Так муж, уходя, разбирал и выбрасывал все ненужное, и Марина выхватила из ненужного их старую фотографию, – она была там нехороша, с дурацкой рожей, и он был отвратителен, но других снимков двухлетнего Федьки не существовало, и Марина припрятала этот к себе в секретер.
Так Федька, уезжая, выносил на помойку, и раздавал друзьям немудрящее аспирантское богатство, и оставил после себя только толстовки, которые никому не были впору, и кучу абитуриентских еще учебников по химии и физике.
Так Лизка, собираясь замуж в Англию, раздаривала подружкам платья, топики, туфли, джинсы, игрушечных котов, которых она собирала, и Марина выдернула в последний момент оранжевого кота Апельсинку и спрятала в секретер.
Секретер у нее уже не открывался и не закрывался – из него сыпались водопады детских рисунков, семейных стенгазет, авторских экземпляров с дарственными надписями, скукоженных пластилиновых и бумажных поделок, надаренных подругами и ни разу не надетых серег, – сыпались дни, сыпались люди, и ей надо было решать, что она берет с собой, а что не берет, и не взять половину себя она не могла, а тащить за собой весь этот хлам не имела права.
Она заперла дачный дом, как будто просто уезжает на месяц, отдала ключ – будто просто пускает пожить, посмотрела буднично на липы и клен, пожалела свои флоксы – единственное, что у нее буйно росло, но не потащишь ведь с собой флоксы! Теплые флоксы со сладкими цветочными хвостами – это тоже была Ивановка, но ведь не потащишь с собой Ивановку.

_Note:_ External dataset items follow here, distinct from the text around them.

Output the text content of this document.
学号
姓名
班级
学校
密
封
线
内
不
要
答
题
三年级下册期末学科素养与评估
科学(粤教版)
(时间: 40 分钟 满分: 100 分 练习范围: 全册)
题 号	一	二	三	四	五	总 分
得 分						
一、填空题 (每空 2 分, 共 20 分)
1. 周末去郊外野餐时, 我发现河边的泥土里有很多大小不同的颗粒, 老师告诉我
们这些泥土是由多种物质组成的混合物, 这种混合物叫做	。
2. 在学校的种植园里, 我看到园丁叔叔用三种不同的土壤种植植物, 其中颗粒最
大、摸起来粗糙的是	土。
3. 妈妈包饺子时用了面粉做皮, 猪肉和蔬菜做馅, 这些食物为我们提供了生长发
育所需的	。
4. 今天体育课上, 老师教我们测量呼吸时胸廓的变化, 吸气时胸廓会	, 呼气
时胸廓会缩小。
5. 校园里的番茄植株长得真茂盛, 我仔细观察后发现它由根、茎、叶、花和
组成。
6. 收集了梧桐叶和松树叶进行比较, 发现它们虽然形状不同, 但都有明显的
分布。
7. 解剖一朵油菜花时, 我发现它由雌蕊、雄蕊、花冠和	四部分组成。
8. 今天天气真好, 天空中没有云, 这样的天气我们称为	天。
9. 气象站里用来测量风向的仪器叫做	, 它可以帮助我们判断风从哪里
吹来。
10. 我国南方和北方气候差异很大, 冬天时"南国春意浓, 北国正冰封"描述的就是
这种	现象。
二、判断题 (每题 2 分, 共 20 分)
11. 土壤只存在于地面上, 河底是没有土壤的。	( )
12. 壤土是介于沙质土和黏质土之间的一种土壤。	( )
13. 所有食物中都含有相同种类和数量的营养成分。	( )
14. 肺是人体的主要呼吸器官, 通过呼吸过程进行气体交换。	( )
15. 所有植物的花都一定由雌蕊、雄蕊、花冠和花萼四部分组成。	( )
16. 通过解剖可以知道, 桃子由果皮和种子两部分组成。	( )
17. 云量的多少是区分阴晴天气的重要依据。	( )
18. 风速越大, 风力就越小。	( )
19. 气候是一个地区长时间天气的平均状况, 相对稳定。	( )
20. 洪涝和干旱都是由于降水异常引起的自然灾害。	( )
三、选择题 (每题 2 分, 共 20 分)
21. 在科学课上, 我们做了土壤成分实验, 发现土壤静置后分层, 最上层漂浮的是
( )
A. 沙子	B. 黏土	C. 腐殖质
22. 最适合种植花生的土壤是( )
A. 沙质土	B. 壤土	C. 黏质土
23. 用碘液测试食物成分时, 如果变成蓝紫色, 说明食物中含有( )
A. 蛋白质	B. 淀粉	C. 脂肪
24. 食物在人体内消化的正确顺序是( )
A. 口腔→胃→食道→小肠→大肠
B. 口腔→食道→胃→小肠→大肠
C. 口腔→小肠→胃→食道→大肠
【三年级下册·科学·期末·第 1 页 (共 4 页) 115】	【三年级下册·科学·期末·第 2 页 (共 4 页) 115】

Жить можно только в Ивановке, а работать только в Москве. Любишь только то, что не имеет ценности, а ценность имеет только то, что не любишь. Хочешь увезти любимое, а увозишь нужное. А любимое раздаешь, и выбрасываешь, и хранишь в памяти, и оно растворяется, и блекнет, и теряется, и окончательно становится дымом, но и он развеется вместе с тобой.
Так оно и есть – сначала бабушкин дом, потом мамин; потом улетают дети, потом разоряешь и свое логово. Как будто недостаточно пережить это один раз – непременно три; генеральная репетиция последнего “прости”, багажник, не пристегнутый к гробу, забитый не золотом и мехами, а банками черной смородины, детскими балетными туфельками, смятой веткой флердоранжа, игрушечными котами, старушечьими кофтами. Китайский веер, театральный бинокль и сумочка с бисером, разделочная доска с выжженным ежом, – уносится, уплывает, прощается.
Там будет новый сад и внучка, которую не видела два года. В саду будут флоксы и смородина, а может быть, даже вишня.
Решили – едем, значит – едем.
– Восемь килограммов, еще что-нибудь есть?
– Нет, только ручная кладь.
– Ваш посадочный талон. На посадку – сектор С, налево и вверх по лестнице.
Косиножка
Тося была нежна и кротка, как умирающая. Прозрачна и ясна, как утро раннего октября, золотое и синее. Бабка звала ее “Тосенька”, и в этом слове ясно слышалось “осень” – такая солнечная, такая слабая, в россыпи бледных веснушек по молочной коже, с такой страдальческой улыбкой, как будто знает о своем скором конце. Она была вполне здорова, хотя анемична, сонлива и вяла – словно только что проснулась или сейчас заснет. Видя ее, Слава всегда вспоминал сологубовских тихих мальчиков, он писал диплом по Сологубу, тогда это было еще ново и круто, а сейчас просто никому не нужно, хотя с ней он мог со вкусом поговорить и о Сологубе тоже, она как-то прекрасно все понимала, по странному родству, которое он и определить толком не мог.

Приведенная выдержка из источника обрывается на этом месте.